Science Projects And Inventions

Suntan Lotion

"Truth is like the sun. You can shut it out for a time, but it ain't goin' away."
Elvis Presley, singer
When the legendary fashion designer Coco Chanel inadvertently developed a suntan during a Mediterranean cruise in the 1920s, tanned skin immediately became synonymous with beauty, fashion, and a healthy lifestyle. When the Popular Front won the 1936 French general elections and legislated for annual paid holidays, people began to spend more of their time in the sun. In response to increasing French demands for a product to assist in the tanning process/the' French chemist and founder of L'Oreal, Eugene Schueller (1881-1957), created "Bellis," the world's first sunscreen lotion. Its effectiveness in the prevention of skin cancers, however, was poor when compared with modern formulations, and many early attempts at tanning lotions amounted to nothing more than crude oil- based pastes. Twenty-six years would pass before the chemist Franz Greiter introduced the Sun Protection Factor (SPF) in 1962, the first real attempt to grade a sunscreen's effectiveness at blocking the sun's harmful ultraviolet radiation.

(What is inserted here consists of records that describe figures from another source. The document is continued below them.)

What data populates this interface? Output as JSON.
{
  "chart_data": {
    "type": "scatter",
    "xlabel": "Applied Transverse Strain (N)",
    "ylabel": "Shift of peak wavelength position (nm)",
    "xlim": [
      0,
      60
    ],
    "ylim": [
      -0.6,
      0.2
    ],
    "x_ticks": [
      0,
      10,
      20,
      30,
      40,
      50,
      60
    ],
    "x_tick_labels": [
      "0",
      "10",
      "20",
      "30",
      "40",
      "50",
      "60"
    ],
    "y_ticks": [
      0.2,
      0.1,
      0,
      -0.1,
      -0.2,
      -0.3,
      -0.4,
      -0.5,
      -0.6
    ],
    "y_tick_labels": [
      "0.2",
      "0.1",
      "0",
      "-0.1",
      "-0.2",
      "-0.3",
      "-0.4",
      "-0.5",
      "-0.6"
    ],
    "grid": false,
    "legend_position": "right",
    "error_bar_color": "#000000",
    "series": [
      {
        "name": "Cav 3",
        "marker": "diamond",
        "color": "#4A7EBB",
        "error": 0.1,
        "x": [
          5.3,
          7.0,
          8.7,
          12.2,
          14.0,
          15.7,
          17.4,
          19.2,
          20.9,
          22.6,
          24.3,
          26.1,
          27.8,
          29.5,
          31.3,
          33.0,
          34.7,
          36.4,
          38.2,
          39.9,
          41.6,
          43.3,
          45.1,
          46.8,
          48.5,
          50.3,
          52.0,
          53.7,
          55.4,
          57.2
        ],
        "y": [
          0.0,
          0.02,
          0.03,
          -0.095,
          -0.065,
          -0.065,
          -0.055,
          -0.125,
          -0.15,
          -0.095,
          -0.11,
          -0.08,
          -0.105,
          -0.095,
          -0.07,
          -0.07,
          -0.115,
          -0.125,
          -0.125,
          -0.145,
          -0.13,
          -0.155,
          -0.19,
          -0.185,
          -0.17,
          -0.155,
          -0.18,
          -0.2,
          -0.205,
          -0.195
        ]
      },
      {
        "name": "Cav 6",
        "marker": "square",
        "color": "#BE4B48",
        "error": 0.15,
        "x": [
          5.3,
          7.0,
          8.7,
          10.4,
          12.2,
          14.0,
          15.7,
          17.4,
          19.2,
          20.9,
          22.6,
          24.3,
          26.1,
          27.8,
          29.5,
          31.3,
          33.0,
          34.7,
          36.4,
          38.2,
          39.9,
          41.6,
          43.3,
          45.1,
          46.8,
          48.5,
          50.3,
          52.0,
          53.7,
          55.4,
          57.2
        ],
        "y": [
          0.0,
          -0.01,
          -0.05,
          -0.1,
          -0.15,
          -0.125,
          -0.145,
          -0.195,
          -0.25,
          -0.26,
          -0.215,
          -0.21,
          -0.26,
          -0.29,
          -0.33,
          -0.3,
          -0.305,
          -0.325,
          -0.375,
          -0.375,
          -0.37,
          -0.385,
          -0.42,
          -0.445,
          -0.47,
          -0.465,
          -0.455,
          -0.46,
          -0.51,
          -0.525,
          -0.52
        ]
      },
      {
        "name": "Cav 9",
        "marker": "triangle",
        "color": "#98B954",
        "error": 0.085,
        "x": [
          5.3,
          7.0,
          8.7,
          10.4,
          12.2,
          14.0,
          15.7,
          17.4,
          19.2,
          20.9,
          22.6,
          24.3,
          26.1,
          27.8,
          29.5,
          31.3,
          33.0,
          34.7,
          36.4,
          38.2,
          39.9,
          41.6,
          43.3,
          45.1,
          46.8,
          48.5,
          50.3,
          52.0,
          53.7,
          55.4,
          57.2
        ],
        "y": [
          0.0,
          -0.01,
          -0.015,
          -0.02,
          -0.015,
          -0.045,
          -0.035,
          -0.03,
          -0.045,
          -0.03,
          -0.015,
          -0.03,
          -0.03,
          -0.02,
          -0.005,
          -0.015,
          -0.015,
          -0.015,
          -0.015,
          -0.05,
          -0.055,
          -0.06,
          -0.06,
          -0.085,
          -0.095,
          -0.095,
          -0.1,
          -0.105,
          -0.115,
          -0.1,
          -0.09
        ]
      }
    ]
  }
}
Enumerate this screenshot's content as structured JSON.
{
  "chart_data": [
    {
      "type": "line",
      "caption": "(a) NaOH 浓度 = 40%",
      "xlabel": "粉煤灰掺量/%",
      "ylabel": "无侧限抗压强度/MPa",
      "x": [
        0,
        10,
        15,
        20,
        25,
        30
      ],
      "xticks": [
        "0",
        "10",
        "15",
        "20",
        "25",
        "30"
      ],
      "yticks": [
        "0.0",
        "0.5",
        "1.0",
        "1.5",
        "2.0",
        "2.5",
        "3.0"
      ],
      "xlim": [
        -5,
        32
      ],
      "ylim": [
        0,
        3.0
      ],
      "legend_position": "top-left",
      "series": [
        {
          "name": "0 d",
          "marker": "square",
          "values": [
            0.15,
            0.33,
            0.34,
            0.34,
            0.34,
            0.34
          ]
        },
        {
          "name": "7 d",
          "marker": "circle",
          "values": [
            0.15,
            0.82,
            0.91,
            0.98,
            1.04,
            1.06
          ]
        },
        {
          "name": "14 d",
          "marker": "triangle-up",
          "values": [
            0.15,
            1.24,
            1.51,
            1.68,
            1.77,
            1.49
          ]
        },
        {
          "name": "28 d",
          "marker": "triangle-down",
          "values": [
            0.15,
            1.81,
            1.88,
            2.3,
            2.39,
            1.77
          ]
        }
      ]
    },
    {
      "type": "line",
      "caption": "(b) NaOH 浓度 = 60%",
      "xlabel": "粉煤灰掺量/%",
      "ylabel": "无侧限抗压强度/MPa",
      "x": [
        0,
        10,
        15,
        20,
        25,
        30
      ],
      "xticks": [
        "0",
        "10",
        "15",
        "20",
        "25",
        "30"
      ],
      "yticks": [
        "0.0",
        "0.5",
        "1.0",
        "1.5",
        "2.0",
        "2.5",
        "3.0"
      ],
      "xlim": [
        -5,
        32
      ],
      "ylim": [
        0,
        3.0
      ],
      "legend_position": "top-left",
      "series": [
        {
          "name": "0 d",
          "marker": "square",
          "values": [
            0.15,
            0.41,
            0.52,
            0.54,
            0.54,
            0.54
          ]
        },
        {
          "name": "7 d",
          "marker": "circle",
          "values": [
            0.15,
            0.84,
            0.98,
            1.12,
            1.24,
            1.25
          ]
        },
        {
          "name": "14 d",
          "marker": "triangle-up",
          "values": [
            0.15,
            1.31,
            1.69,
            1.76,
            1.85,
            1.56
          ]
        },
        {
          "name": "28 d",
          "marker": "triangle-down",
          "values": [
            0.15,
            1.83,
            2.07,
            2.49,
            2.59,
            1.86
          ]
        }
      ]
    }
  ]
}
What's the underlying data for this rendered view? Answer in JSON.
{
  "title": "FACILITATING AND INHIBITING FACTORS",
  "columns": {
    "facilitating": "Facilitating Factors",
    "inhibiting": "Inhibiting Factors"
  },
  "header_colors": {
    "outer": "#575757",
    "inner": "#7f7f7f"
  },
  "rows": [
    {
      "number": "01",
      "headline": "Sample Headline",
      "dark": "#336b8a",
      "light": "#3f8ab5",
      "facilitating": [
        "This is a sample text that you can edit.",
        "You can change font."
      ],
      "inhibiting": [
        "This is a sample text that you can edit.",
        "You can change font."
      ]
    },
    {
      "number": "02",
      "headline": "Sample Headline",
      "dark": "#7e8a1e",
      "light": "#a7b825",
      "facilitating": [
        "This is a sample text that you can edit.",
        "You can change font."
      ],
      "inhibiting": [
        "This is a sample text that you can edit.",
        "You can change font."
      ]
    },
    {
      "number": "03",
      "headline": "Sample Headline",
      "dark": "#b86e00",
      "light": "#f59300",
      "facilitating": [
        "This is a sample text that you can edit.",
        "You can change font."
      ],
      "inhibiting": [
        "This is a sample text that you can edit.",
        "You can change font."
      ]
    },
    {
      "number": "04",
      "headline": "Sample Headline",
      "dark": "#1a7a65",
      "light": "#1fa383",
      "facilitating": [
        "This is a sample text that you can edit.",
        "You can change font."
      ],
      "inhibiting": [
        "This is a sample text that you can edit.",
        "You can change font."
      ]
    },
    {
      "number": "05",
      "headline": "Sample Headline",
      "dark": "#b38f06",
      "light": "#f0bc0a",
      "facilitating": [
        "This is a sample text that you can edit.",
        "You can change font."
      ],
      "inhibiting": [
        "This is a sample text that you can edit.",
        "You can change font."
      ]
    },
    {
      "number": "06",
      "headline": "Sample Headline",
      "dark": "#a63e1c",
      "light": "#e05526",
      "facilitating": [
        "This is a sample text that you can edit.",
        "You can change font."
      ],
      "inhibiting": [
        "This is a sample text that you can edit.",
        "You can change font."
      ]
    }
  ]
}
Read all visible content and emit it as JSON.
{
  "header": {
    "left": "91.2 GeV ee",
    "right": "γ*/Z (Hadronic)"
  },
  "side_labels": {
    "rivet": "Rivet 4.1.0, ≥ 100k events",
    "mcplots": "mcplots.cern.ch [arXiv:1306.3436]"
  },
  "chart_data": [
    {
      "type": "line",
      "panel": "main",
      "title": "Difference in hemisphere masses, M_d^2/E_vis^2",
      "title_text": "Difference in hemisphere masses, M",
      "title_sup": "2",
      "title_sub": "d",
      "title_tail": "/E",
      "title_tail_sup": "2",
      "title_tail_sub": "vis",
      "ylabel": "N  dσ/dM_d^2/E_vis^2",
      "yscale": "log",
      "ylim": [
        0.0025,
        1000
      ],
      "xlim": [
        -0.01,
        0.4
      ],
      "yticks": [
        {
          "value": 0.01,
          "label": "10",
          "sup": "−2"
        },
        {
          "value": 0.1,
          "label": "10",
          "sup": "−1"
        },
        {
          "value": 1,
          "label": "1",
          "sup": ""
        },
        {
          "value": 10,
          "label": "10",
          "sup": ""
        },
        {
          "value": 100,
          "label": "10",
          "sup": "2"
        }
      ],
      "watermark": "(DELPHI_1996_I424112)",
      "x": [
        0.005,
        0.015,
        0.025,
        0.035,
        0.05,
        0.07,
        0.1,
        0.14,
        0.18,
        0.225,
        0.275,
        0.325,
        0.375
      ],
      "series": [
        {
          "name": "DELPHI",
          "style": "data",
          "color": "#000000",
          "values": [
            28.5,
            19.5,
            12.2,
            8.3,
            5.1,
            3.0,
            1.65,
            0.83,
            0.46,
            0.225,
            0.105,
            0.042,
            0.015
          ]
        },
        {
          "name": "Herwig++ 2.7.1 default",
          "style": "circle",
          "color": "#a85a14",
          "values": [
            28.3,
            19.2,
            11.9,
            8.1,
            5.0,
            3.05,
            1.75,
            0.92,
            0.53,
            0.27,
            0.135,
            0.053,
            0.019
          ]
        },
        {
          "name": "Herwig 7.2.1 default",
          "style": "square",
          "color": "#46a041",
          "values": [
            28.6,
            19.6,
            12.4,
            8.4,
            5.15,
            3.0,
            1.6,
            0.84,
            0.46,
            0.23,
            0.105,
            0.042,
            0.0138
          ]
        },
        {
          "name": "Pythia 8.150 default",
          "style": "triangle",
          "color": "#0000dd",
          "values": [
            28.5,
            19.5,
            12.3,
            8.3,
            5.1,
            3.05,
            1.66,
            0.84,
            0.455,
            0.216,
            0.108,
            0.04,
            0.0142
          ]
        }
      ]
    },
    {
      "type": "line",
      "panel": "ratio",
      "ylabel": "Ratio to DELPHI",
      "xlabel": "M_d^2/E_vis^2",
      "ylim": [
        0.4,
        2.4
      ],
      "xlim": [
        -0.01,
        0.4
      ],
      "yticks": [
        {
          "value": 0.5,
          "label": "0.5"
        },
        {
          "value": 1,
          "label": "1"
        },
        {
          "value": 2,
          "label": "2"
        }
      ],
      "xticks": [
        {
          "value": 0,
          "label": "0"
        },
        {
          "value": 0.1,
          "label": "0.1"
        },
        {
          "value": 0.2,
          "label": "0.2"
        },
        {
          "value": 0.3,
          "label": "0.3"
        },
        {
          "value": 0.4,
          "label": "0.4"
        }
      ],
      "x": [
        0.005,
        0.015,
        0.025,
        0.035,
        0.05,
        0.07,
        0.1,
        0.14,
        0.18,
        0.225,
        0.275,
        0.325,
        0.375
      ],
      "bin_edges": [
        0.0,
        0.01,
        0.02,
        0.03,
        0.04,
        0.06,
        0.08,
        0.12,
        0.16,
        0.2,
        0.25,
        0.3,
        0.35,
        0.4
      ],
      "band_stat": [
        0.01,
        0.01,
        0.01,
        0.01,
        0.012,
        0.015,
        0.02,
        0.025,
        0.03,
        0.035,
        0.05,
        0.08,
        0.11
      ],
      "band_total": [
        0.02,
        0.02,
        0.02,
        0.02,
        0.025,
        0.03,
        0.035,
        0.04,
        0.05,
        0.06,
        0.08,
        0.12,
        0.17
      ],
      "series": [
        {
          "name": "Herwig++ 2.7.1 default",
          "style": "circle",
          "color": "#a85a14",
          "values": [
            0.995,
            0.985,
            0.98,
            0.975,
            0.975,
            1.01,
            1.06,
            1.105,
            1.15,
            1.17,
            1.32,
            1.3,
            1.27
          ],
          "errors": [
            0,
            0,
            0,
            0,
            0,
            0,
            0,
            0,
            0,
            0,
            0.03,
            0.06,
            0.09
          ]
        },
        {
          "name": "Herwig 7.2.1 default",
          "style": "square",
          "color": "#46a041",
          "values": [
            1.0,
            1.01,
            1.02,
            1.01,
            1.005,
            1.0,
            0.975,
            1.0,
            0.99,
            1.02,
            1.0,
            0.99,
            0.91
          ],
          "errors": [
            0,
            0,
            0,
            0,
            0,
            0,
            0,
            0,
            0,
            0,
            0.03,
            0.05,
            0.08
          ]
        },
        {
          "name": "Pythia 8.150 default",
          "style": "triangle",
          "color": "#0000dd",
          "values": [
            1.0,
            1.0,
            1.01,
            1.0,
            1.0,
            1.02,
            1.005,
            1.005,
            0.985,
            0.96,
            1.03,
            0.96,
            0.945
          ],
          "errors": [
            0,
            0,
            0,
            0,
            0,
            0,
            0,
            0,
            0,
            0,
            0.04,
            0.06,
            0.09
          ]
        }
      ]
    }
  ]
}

Schueller began experimenting at home with chemicals responsible for color pigmentation in 1903. He found the chemicals became permanently absorbed into human hair when mixed with ammonia and peroxide. In 1907 he successfully began to market his new synthetic hair-coloring formula to Parisien hairdressers under the name Aureole. The first mass- produced suntan lotion was a combination of jasmine and cocoa butter, mixed in an old granite coffee pot in 1944 by the Florida-based pharmacist Benjamin Green, a researcher with the Coppertone Company.